Procter & Gamble has returned to quarterly organic sales growth, revealing today a 2% rise in organic sales in the three months from October to December.

Net sales of $16.9bn represented a decrease of nine percent from last year primarily due to the impact of foreign exchange.

Organic sales increased by 2%, with a 3% lift from pricing more than offsetting a 2% reduction in organic shipment volumes.

Core earnings per share were up 9% to $1.04 and operating margin increased by 350 basis points.

President and CEO David Taylor commented: “We are encouraged by our return to organic sales growth in the quarter.
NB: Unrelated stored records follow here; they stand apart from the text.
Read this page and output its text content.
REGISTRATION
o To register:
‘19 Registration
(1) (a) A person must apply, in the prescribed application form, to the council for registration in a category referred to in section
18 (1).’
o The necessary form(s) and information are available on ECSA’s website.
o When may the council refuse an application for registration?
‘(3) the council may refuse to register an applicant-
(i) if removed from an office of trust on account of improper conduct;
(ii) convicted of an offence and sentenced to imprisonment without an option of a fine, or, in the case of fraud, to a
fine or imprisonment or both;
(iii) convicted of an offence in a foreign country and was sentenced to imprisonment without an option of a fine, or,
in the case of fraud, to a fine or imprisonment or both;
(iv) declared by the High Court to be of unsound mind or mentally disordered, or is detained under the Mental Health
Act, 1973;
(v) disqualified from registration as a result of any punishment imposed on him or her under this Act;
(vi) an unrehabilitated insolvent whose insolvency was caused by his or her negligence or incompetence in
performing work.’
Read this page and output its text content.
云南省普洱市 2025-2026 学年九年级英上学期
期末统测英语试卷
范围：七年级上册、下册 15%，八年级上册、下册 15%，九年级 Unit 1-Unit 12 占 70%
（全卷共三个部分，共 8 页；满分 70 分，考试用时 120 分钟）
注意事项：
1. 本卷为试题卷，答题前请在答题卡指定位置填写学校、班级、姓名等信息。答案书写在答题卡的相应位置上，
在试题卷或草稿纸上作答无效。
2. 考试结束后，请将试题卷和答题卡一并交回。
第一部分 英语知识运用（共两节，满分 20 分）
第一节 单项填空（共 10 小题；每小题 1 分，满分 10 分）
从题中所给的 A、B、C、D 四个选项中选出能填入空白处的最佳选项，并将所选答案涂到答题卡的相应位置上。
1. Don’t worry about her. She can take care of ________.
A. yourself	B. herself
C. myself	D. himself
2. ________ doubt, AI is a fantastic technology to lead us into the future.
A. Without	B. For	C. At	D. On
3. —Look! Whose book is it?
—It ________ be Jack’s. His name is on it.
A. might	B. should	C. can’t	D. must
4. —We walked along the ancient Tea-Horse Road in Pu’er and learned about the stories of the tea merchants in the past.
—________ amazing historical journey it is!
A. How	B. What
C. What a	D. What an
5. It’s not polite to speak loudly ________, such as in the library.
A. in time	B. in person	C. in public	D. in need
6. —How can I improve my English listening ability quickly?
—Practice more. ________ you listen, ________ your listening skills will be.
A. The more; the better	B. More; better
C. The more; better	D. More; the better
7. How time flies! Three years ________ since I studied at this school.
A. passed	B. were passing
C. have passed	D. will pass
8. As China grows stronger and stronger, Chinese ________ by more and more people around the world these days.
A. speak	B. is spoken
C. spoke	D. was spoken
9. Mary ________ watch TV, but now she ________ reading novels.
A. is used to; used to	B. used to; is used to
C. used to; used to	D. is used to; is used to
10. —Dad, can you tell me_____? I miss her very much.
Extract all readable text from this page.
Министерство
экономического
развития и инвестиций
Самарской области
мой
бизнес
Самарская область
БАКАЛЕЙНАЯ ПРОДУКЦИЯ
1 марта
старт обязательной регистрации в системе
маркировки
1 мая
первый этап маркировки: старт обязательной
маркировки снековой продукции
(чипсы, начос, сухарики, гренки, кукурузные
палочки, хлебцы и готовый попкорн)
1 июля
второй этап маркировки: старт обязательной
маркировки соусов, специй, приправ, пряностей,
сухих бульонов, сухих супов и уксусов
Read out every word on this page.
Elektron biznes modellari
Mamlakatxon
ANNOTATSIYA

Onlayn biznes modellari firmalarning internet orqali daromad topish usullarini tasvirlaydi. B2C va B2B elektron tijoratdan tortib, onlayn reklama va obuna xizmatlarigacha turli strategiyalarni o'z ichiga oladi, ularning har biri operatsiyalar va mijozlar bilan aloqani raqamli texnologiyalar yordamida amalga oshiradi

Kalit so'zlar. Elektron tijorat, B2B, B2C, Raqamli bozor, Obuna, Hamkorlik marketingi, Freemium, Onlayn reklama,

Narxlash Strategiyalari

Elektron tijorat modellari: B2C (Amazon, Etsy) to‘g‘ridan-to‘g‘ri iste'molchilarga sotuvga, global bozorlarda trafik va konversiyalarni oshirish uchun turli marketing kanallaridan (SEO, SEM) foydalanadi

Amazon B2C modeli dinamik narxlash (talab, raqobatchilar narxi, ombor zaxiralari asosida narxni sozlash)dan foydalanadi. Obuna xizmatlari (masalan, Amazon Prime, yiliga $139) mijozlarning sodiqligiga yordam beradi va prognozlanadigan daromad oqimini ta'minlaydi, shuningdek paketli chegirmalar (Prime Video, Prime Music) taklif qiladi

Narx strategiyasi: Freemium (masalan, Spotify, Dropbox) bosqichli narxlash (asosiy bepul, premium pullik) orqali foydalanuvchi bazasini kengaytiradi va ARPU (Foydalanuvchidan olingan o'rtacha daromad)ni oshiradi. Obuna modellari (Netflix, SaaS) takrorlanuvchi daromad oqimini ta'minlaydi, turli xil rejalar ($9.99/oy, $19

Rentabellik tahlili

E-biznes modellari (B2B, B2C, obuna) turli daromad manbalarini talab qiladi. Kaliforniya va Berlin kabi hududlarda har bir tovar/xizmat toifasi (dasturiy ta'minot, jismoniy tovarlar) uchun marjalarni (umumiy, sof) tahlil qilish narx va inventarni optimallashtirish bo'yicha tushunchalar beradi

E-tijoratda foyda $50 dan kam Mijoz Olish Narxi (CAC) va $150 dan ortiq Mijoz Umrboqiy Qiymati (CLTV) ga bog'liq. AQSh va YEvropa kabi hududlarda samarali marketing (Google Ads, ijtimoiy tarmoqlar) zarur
With the top-line improvement and continued cost reduction, we delivered solid core operating income and EPS growth in the face of significant macro-economic and geopolitical headwinds.”

Organic sales were in-line or higher in all five reporting segments.

Beauty saw organic sales increase by 1% as a positive 4% impact from pricing was partially offset by a 3% impact from lower organic volumes. Growth in personal care and the super-premium SK-II skin care brand were held back by organic sales declines of the Olay brand.

Grooming saw organic sales increase by 3% as lower volumes were mitigated by higher pricing in shave care and innovation driven growth by Braun.

Health Care recorded an organic sales increase of 3% as favourable geographic mix and higher pricing in both Oral Care and Personal Health Care were only partially offset by lower volumes. Fabric care and home care saw organic sales growth of 2% and baby, feminine and family care was flat.

P&G said it is maintaining its outlook for organic sales growth of in-line to up low-single digits versus its 2015 financial year.

The Company expects all-in sales to be down high-single digits in the current financial year, now including a negative seven percentage point foreign exchange impact and a two to three percentage point drag from “the combined impacts of the Venezuela deconsolidation and minor brand divestitures”.

Although P&G retained its position at number 2 in the OC&C/Grocer Global 50 Index, 2015’s report found that growth in sales of the world’s top-50 FMCG firms halved for the second year running, to reach the second lowest level in the last decade.

Will Hayllar, Partner and head of consumer goods at OC&C said: “P&G has faced some tough decisions to get the balance right between simplifying their ranges whilst still providing the right targeted offerings to address distinct consumer groups in ways they find engaging.

“Last year’s disposals are a reflection of the fact that absolute scale is no longer the competitive virtue it once was; focus, relevance and agility are more important now than ever. Innovation is the name of the game, and P&G is banking on investments in range and product updates to help it emulate the success of its closest competitor Unilever, for whom innovation in its home cleaning portfolio delivered strong sales and profitability performance last year.”